Dublin's virtues as a tech hub are "getting lost" in the debate over its low rate of corporation tax, the CEO of a firm that has opened an office there has warned.
Research tool Qualtrics opened its international headquarters in the Republic of Ireland capital late last month at an event hosted by Taoiseach Enda Kenny, announcing 150 jobs over the next three years.
The city has been the subject of controversy recently due to its 12.5% corporation tax rate, much lower than the UK's and other European countries' 23%.
Facebook recently appeared to have used its Dublin base to avoid paying tax in the UK on sales of £223m, while this month it emerged that Google - also based in Dublin - paid just £34m in corporation tax on British sales of £3.1bn.
But co-founder and chief executive of Qualtrics, Ryan Smith, claimed the US giants' presence in the city is a sign of its burgeoning tech scene, rather than its attractive tax rate.
"Dublin is pretty hot but it's getting lost in a lot of the tax structure questions," he said. "If these big companies weren't being successful then no-one would move there.
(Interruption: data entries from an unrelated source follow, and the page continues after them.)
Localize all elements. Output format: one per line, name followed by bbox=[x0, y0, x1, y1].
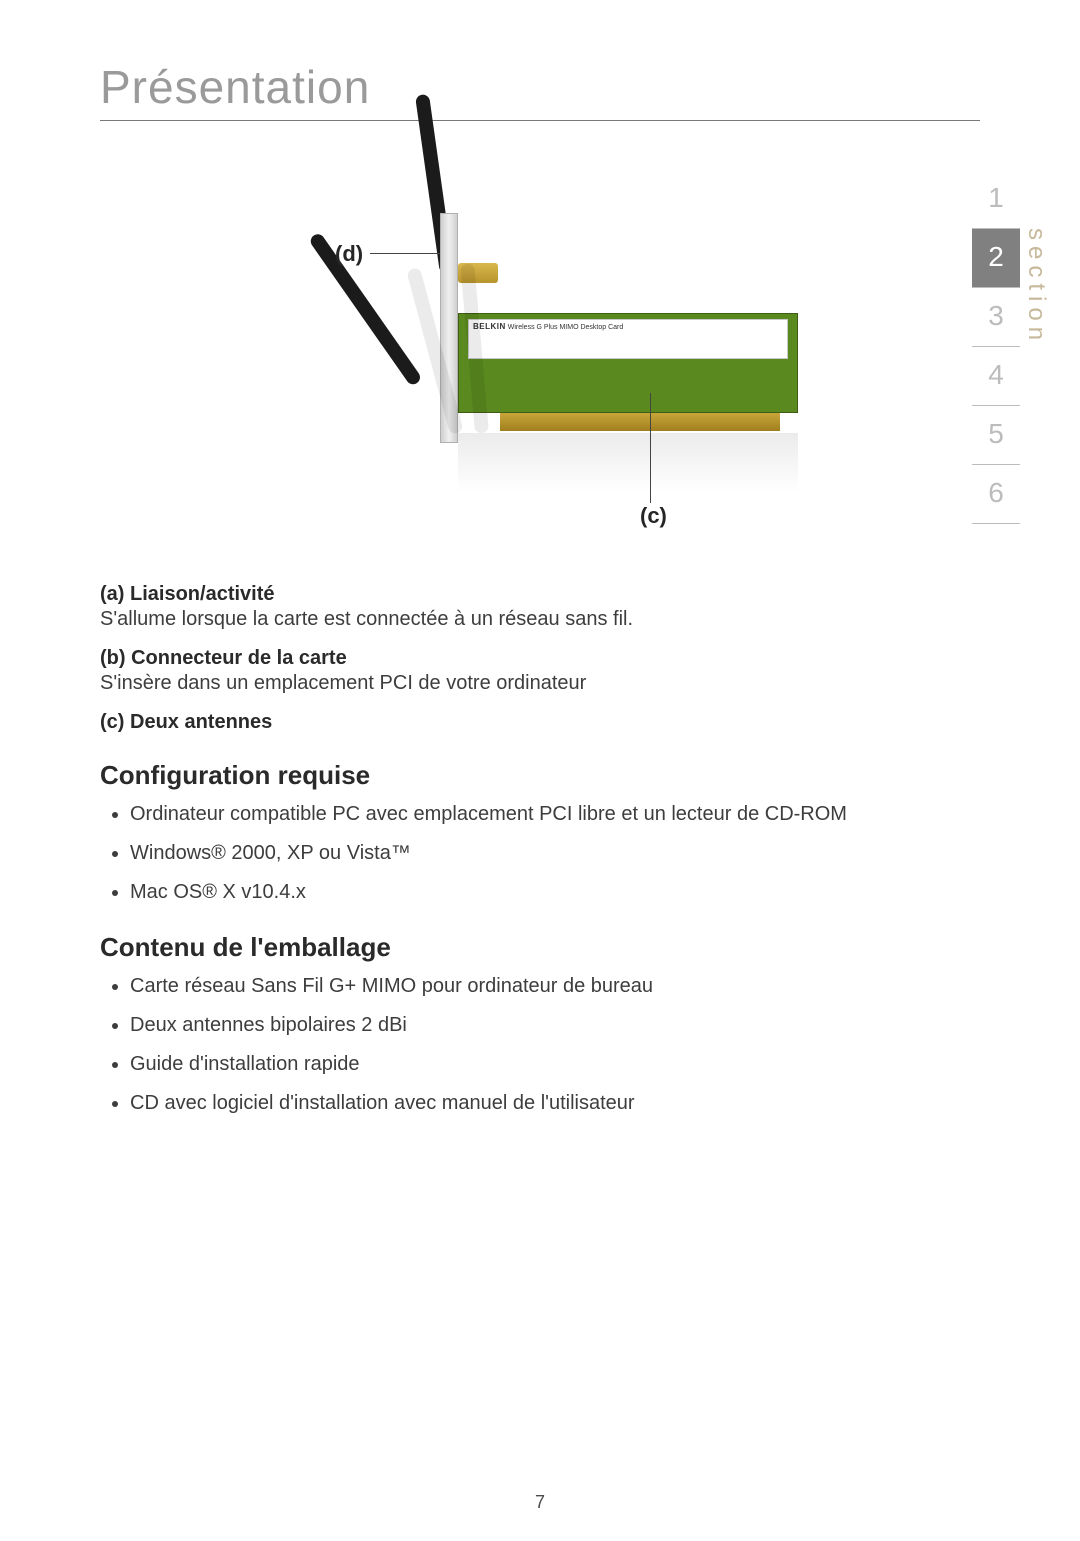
list-item: Carte réseau Sans Fil G+ MIMO pour ordin… bbox=[130, 973, 980, 1000]
callout-d-label: (d) bbox=[335, 241, 363, 267]
list-item: CD avec logiciel d'installation avec man… bbox=[130, 1090, 980, 1117]
config-list: Ordinateur compatible PC avec emplacemen… bbox=[100, 801, 980, 906]
antenna-icon bbox=[308, 232, 423, 387]
section-nav-label: section bbox=[1022, 228, 1050, 346]
section-nav-item-5[interactable]: 5 bbox=[972, 406, 1020, 465]
callout-line bbox=[650, 393, 651, 503]
config-heading: Configuration requise bbox=[100, 760, 980, 791]
page-number: 7 bbox=[0, 1492, 1080, 1513]
definition-title: (c) Deux antennes bbox=[100, 711, 980, 734]
callout-c-label: (c) bbox=[640, 503, 667, 529]
product-diagram: BELKIN Wireless G Plus MIMO Desktop Card… bbox=[240, 133, 840, 553]
list-item: Guide d'installation rapide bbox=[130, 1051, 980, 1078]
pcb-sticker: BELKIN Wireless G Plus MIMO Desktop Card bbox=[468, 319, 788, 359]
section-nav: section 1 2 3 4 5 6 bbox=[972, 170, 1020, 524]
definition-text: S'insère dans un emplacement PCI de votr… bbox=[100, 670, 980, 697]
list-item: Windows® 2000, XP ou Vista™ bbox=[130, 840, 980, 867]
definition-a: (a) Liaison/activité S'allume lorsque la… bbox=[100, 583, 980, 633]
definition-title: (b) Connecteur de la carte bbox=[100, 647, 980, 670]
section-nav-item-4[interactable]: 4 bbox=[972, 347, 1020, 406]
section-nav-item-3[interactable]: 3 bbox=[972, 288, 1020, 347]
product-label: Wireless G Plus MIMO Desktop Card bbox=[508, 324, 624, 331]
pci-connector bbox=[500, 413, 780, 431]
list-item: Deux antennes bipolaires 2 dBi bbox=[130, 1012, 980, 1039]
callout-line bbox=[370, 253, 440, 254]
list-item: Mac OS® X v10.4.x bbox=[130, 879, 980, 906]
definition-b: (b) Connecteur de la carte S'insère dans… bbox=[100, 647, 980, 697]
section-nav-item-1[interactable]: 1 bbox=[972, 170, 1020, 229]
section-nav-item-2[interactable]: 2 bbox=[972, 229, 1020, 288]
definition-c: (c) Deux antennes bbox=[100, 711, 980, 734]
definition-title: (a) Liaison/activité bbox=[100, 583, 980, 606]
package-list: Carte réseau Sans Fil G+ MIMO pour ordin… bbox=[100, 973, 980, 1117]
list-item: Ordinateur compatible PC avec emplacemen… bbox=[130, 801, 980, 828]
shadow bbox=[458, 433, 798, 493]
page-title: Présentation bbox=[100, 60, 980, 121]
definition-text: S'allume lorsque la carte est connectée … bbox=[100, 606, 980, 633]
package-heading: Contenu de l'emballage bbox=[100, 932, 980, 963]
section-nav-item-6[interactable]: 6 bbox=[972, 465, 1020, 524]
Success breeds success."
The Utah-based business opted for Dublin after considering other European cities such as London, which the Silicon Valley file-sharing firm, Box, chose as its European headquarters this month.
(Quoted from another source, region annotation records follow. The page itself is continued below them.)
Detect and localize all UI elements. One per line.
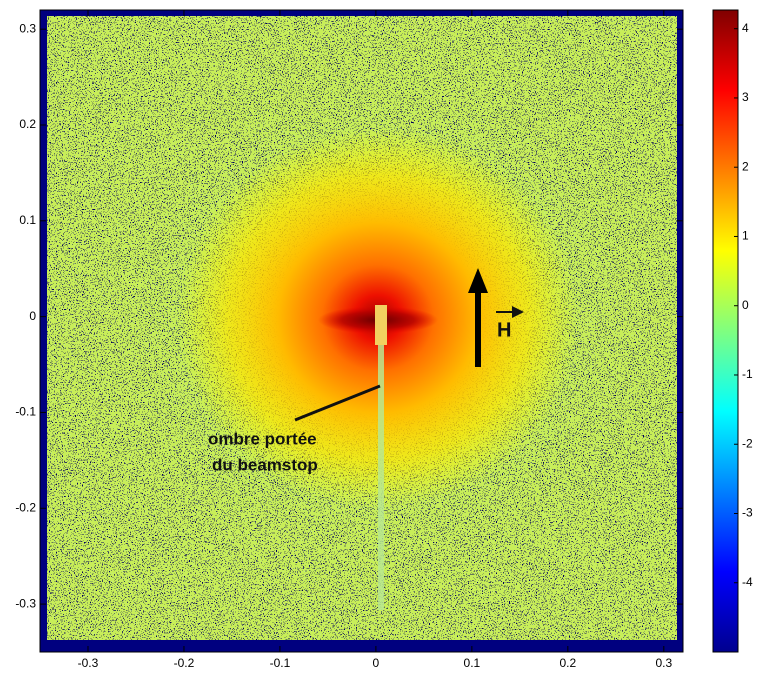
x-tick-label: 0 bbox=[373, 656, 380, 670]
colorbar-tick-label: 1 bbox=[742, 229, 749, 243]
colorbar-tick-label: 0 bbox=[742, 298, 749, 312]
x-tick-label: 0.1 bbox=[464, 656, 481, 670]
field-arrow-head bbox=[468, 268, 488, 293]
x-tick-label: -0.3 bbox=[78, 656, 99, 670]
y-tick-label: -0.1 bbox=[15, 405, 36, 419]
x-tick-label: -0.2 bbox=[174, 656, 195, 670]
y-tick-label: 0 bbox=[29, 309, 36, 323]
y-tick-label: 0.2 bbox=[19, 117, 36, 131]
y-tick-label: 0.1 bbox=[19, 213, 36, 227]
colorbar-tick-label: 4 bbox=[742, 21, 749, 35]
y-tick-label: -0.3 bbox=[15, 596, 36, 610]
colorbar-tick-label: 2 bbox=[742, 159, 749, 173]
colorbar bbox=[713, 10, 738, 652]
x-tick-label: 0.3 bbox=[655, 656, 672, 670]
annotation: H bbox=[497, 319, 511, 341]
x-tick-label: -0.1 bbox=[270, 656, 291, 670]
colorbar-tick-label: -2 bbox=[742, 436, 753, 450]
y-tick-label: 0.3 bbox=[19, 21, 36, 35]
colorbar-tick-label: 3 bbox=[742, 90, 749, 104]
colorbar-tick-label: -1 bbox=[742, 367, 753, 381]
annotation: ombre portée bbox=[208, 429, 317, 448]
annotation-line bbox=[294, 384, 381, 422]
colorbar-tick-label: -4 bbox=[742, 575, 753, 589]
y-tick-label: -0.2 bbox=[15, 500, 36, 514]
annotation: du beamstop bbox=[212, 455, 318, 474]
plot-frame bbox=[39, 9, 684, 653]
x-tick-label: 0.2 bbox=[559, 656, 576, 670]
detector-image bbox=[40, 10, 683, 652]
colorbar-tick-label: -3 bbox=[742, 506, 753, 520]
colorbar-frame bbox=[712, 9, 739, 653]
And Smith said one of the chief advantages of the Irish capital was how easy it was to set up shop there.
"We went into Dublin and said what we'd need and it was all set up quickly," he said. "We decided we wanted to open up and in three weeks we had internet, a building, a landing team over there and apartments ready.
"They want to make it frictionless."
He added that the tech scene is expanding at a similar pace to Utah's, with the Irish government's focus on using assets such as its startup scene to attract business.
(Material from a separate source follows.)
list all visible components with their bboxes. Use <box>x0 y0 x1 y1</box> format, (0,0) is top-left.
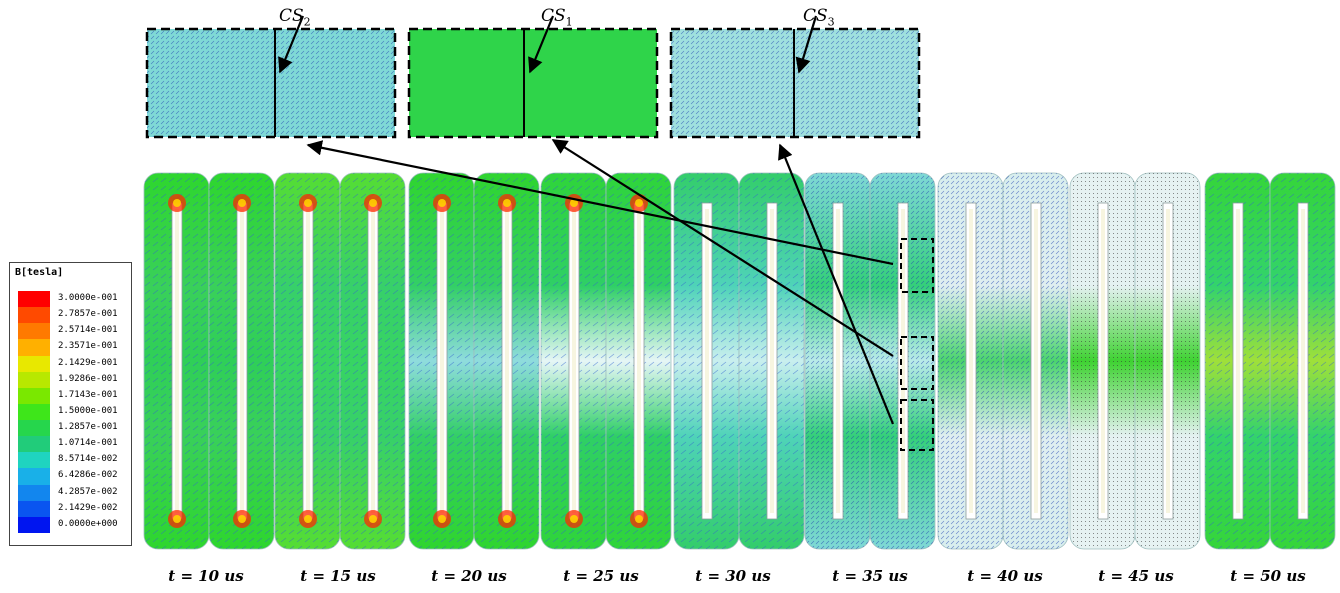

The survey technology company will focus on Dublin before expanding to potentially around five more European and APAC cities, said Smith, who wants the firm to reach a point where up to 40% of its revenue comes from abroad.
"We're a long way away from that," he admitted.
Taoiseach Kenny recently said Ireland would not increase its corporation tax upon its exit from the bailout fund in December, an option understood to be under consideration in Germany as a way for Ireland to repay its debts.